# What You’ll Need:
→ Dry Ingredients
01 - 1 cup whole wheat flour
02 - 1/4 cup unsweetened cocoa powder
03 - 1 scoop (about 30 grams) chocolate protein powder
04 - 2 tablespoons coconut sugar or brown sugar
05 - 1 1/2 teaspoons baking powder
06 - 1/4 teaspoon salt
→ Wet Ingredients
07 - 2 large eggs
08 - 1 cup unsweetened almond milk or preferred milk
09 - 2 tablespoons melted coconut oil plus additional for cooking
10 - 1 teaspoon vanilla extract
→ Add-ins
11 - 1/2 cup roasted cashews, roughly chopped
12 - 1/4 cup dark chocolate chips, optional
# How to Make It:
01 - In a large bowl, whisk together the whole wheat flour, cocoa powder, chocolate protein powder, coconut sugar, baking powder, and salt until well mixed.
02 - In a separate bowl, beat the eggs, then incorporate almond milk, melted coconut oil, and vanilla extract.
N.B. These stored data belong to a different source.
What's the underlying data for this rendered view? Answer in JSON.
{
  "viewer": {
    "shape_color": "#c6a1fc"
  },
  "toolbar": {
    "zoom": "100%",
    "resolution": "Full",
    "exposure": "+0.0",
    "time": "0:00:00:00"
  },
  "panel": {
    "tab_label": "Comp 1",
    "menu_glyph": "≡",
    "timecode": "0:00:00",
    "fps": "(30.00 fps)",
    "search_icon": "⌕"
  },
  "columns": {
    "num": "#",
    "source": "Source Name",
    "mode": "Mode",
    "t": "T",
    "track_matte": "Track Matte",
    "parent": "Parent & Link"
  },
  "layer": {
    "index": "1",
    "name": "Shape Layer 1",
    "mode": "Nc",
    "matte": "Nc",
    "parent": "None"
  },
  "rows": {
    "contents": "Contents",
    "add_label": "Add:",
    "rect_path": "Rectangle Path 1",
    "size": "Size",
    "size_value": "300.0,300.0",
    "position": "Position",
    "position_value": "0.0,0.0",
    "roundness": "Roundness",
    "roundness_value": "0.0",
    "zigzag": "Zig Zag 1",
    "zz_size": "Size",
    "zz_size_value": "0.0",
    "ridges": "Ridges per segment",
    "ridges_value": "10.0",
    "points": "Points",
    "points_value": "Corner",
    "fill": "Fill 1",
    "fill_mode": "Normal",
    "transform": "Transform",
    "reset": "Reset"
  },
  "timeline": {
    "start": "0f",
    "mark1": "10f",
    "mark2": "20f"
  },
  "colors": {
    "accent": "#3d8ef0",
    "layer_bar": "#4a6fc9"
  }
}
Blend until smooth.
03 - Pour wet mixture into the dry ingredients. Gently whisk just until combined; do not overmix. A few lumps in the batter are acceptable.
04 - Fold in the chopped roasted cashews and chocolate chips, if using, ensuring an even distribution throughout the batter.
05 - Heat a nonstick skillet or griddle over medium heat. Lightly grease the surface with coconut oil.
06 - Pour approximately 1/4 cup of batter per pancake onto the skillet. Cook for 2 to 3 minutes, or until bubbles appear on the surface and edges set. Flip each pancake and continue cooking for 1 to 2 minutes until fully cooked.
07 - Continue cooking with the remaining batter, greasing the pan as needed between batches.
08 - Serve the pancakes warm, garnished with extra cashews, additional chocolate chips, or a drizzle of maple syrup if desired.